El tramo final de la campaña electoral se ha visto emborronado por los escándalos de compra de votos en Melilla y Mojácar (Almería), a los que han seguido un goteo de otros casos en diferentes puntos de la geografía española. Se han producido un montón de detenciones, y más que habrá en los próximos días, pues las investigaciones están abiertas. Cuando creíamos habernos adentrado en la asfixiante selva digital del siglo XXI, va y la realidad nos suelta una coz y nos envía directos al siglo XIX, con sus caciques y sus pobres.
La red mafiosa y clientelar de Melilla ha estado pagando el voto a 50, 100 o 200 euros. El precio no era fijo. Dependía. El tipo que se encarga de comprar, que trabaja para el partido, ha de tener buen ojo. Antes de abrir la boca, debe calibrar un par de cosas decisivas, siendo la primera la necesidad de dinero –grande o muy grande– que tenga el elector. Desde luego, cuanto más pobre mejor, más dispuesto estará a soltar el sufragio. Si el hombre o la mujer tiene familia, o sea, dos, tres o cuatro votos por canjear, todavía mejor, pues se ahorran viajes y gestiones y, si el intermediario es buen regateador, hasta se puede rebanar un poco el importe total. No es lo mismo mercadear un voto que cuatro, ¿verdad?

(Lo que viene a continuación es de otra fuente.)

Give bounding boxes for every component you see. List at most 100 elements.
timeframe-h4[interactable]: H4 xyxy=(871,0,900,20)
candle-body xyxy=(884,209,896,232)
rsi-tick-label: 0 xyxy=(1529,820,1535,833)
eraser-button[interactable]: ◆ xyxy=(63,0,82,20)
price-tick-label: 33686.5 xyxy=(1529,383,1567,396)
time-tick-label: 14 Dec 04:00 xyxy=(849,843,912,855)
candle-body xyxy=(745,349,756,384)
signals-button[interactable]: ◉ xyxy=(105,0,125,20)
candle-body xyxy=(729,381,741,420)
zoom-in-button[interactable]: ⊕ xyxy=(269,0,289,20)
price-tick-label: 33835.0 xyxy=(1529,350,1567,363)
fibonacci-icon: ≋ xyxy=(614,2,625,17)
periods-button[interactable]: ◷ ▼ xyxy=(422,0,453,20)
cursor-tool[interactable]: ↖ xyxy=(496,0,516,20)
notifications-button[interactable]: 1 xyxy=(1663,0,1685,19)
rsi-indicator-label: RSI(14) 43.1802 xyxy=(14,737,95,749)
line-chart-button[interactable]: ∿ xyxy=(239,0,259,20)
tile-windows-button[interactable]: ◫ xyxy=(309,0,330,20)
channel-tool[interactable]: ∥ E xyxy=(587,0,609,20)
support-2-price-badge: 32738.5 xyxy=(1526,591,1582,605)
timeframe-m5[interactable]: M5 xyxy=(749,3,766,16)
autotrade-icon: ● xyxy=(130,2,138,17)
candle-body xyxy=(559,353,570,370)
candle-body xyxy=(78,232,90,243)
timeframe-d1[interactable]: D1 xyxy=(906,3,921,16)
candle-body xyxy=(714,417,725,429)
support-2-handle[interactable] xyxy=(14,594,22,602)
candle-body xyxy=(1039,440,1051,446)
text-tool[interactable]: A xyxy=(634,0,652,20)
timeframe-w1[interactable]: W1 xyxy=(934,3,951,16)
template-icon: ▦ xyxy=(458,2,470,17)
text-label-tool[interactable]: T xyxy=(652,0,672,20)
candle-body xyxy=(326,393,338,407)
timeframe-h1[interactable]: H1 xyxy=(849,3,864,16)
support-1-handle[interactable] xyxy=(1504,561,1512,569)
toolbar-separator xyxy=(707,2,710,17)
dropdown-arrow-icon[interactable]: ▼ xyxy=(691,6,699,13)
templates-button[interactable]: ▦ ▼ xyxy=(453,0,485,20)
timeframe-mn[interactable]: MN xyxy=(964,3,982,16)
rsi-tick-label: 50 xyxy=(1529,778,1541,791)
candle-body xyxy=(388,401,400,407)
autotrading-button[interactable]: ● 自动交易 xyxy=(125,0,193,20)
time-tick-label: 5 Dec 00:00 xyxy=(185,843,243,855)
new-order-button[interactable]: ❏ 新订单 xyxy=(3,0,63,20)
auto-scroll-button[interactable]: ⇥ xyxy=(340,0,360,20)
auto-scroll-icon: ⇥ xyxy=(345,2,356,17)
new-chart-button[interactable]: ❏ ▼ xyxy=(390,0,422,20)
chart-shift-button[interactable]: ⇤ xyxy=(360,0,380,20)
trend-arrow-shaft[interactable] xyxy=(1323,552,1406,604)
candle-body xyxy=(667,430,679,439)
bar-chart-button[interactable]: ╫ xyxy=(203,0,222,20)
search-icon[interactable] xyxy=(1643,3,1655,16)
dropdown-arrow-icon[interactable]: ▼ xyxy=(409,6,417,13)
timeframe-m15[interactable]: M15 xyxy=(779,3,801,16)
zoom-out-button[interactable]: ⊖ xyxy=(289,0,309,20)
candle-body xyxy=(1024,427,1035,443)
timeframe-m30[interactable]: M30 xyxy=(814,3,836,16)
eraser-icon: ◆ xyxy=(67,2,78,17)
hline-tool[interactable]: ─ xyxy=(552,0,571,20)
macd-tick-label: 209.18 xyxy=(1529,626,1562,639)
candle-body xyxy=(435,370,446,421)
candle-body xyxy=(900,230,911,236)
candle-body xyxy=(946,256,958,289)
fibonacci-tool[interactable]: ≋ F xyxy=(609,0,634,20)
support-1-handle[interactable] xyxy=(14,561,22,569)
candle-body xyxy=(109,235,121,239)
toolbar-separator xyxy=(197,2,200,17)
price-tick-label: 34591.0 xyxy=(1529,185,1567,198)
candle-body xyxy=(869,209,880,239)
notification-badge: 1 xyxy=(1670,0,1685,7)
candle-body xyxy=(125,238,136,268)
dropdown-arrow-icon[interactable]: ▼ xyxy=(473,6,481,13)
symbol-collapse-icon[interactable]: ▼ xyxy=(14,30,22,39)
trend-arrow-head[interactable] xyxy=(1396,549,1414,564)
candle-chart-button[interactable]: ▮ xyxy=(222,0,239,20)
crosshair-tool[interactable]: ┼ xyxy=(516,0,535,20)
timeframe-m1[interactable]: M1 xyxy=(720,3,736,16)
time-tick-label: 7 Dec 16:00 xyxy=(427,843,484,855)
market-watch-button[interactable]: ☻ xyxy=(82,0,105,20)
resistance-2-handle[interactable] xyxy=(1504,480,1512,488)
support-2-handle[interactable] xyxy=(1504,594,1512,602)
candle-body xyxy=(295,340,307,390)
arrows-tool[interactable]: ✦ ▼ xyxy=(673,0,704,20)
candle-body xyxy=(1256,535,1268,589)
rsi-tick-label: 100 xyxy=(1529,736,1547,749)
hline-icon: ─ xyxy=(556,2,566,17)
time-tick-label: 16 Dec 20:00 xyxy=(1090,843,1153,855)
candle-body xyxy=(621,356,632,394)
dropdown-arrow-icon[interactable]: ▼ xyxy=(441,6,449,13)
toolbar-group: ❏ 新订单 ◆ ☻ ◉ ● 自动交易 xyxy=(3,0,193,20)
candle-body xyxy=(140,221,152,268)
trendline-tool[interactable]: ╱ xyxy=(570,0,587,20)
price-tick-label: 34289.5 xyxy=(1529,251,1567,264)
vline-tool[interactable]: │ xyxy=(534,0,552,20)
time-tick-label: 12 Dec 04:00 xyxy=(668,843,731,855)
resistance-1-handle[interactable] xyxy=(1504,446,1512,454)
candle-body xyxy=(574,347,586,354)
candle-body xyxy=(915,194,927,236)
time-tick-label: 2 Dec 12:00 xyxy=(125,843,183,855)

En el otro plato de la balanza se halla el apego que el potencial vendedor profese por su derecho a votar y por la democracia. Hay que dar con alguien pobre que, además, sea de los que no valoran mucho el acto de introducir la papeleta en la urna. A la devaluación –del voto, la política y la democracia– han contribuido y contribuyen tozudamente, con enorme empeño, huelga decirlo, nuestros partidos. Pero, ¡ojo!, aquí uno no puede confiarse: cuando menos te lo esperas, te topas con algún tozudo. Con algún obrero que lee en esperanto o un artesano de ateneo popular que no suelta la papeleta ni a tiros. Algún desgraciado puede incluso amenazar con llamar a la Guardia Civil. Cuando tropiezas con un cabezón orgulloso, lo mejor es escupirle un rosario de insultos, amenazarle y enseguida escurrir el bulto. Hoy en día, ya se sabe, no puedes fiarte de nadie. Y hay mucho desagradecido.